Reality vs perception of reality? I vote we work really hard on the latter and drop all ascription in relation to the former. A significant dose of humility indeed.


I don't think "objective reality" can be perceived (only subjective reality can be perceived). Nevertheless, "objective reality" is an ideal we should always tend to. I agree very much with your intuition of the importance of humility, but then you talk as if someone has given a convincing argument of the existence of a natural world. You should give the reference :). With the comp assumption, in particular, there is no "natural world", just a web of numbers' dream (to be short). Matter emerges from the fact that numbers' dreams overlap in some non trivial way. Of course there could be, perhaps, a natural world (and comp is false, thus). I respect that belief very much, but it is a highly non trivial assumption.
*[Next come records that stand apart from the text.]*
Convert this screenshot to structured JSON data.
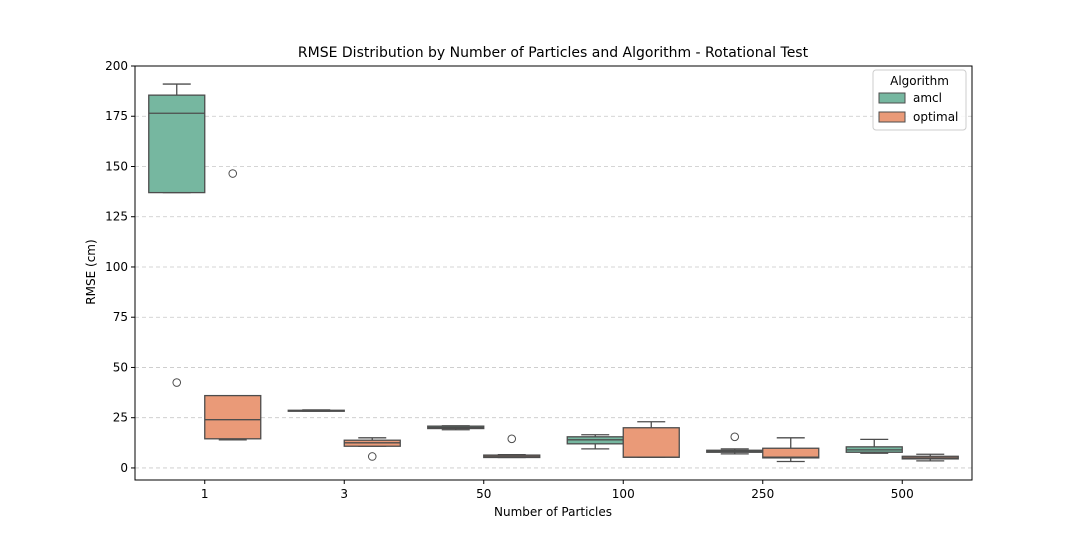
{
  "chart_data": {
    "type": "box",
    "title": "RMSE Distribution by Number of Particles and Algorithm - Rotational Test",
    "xlabel": "Number of Particles",
    "ylabel": "RMSE (cm)",
    "categories": [
      "1",
      "3",
      "50",
      "100",
      "250",
      "500"
    ],
    "ylim": [
      -6,
      200
    ],
    "yticks": [
      0,
      25,
      50,
      75,
      100,
      125,
      150,
      175,
      200
    ],
    "grid": "y-dashed",
    "legend": {
      "title": "Algorithm",
      "position": "top-right"
    },
    "series": [
      {
        "name": "amcl",
        "color": "#76b7a0",
        "boxes": [
          {
            "whislo": 137,
            "q1": 137,
            "med": 176.5,
            "q3": 185.5,
            "whishi": 191,
            "fliers": [
              42.5
            ]
          },
          {
            "whislo": 28.3,
            "q1": 28.3,
            "med": 28.5,
            "q3": 28.7,
            "whishi": 28.9,
            "fliers": []
          },
          {
            "whislo": 19,
            "q1": 19.6,
            "med": 20.2,
            "q3": 20.8,
            "whishi": 21,
            "fliers": []
          },
          {
            "whislo": 9.5,
            "q1": 12,
            "med": 14,
            "q3": 15.5,
            "whishi": 16.5,
            "fliers": []
          },
          {
            "whislo": 7,
            "q1": 7.8,
            "med": 8.3,
            "q3": 8.8,
            "whishi": 9.5,
            "fliers": [
              15.5
            ]
          },
          {
            "whislo": 7.3,
            "q1": 7.8,
            "med": 9,
            "q3": 10.5,
            "whishi": 14.2,
            "fliers": []
          }
        ]
      },
      {
        "name": "optimal",
        "color": "#ea9a78",
        "boxes": [
          {
            "whislo": 14,
            "q1": 14.5,
            "med": 24,
            "q3": 36,
            "whishi": 36,
            "fliers": [
              146.5
            ]
          },
          {
            "whislo": 10.8,
            "q1": 10.8,
            "med": 12.5,
            "q3": 13.8,
            "whishi": 15,
            "fliers": [
              5.7
            ]
          },
          {
            "whislo": 5.2,
            "q1": 5.2,
            "med": 5.8,
            "q3": 6.4,
            "whishi": 6.6,
            "fliers": [
              14.5
            ]
          },
          {
            "whislo": 5.3,
            "q1": 5.3,
            "med": 5.4,
            "q3": 20,
            "whishi": 23,
            "fliers": []
          },
          {
            "whislo": 3.2,
            "q1": 5,
            "med": 5.4,
            "q3": 9.8,
            "whishi": 15,
            "fliers": []
          },
          {
            "whislo": 3.5,
            "q1": 4.5,
            "med": 5,
            "q3": 5.8,
            "whishi": 6.8,
            "fliers": []
          }
        ]
      }
    ]
  }
}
I can understand the recent irritation of Brent Meeker, because, although your critics of the current average science practice seems to me well-founded, you are not clear on your assumptions and you seem to fall in the very trap you describe so well. Actually, with comp, many things you say seem coherent if you substitute "natural world" by "arithmetical truth". Remember that Godel has shown there is no way to build a complete "model" of it. With Godel we have reasons to believe we are very ignorant, and with comp (+ godel) we have justifiable reasons to believe it is necessary like that. You should appreciate Godel's and Lob's theorem because it justifies the humility you defend so well. Lob's formula is often interpreted as a modesty formula.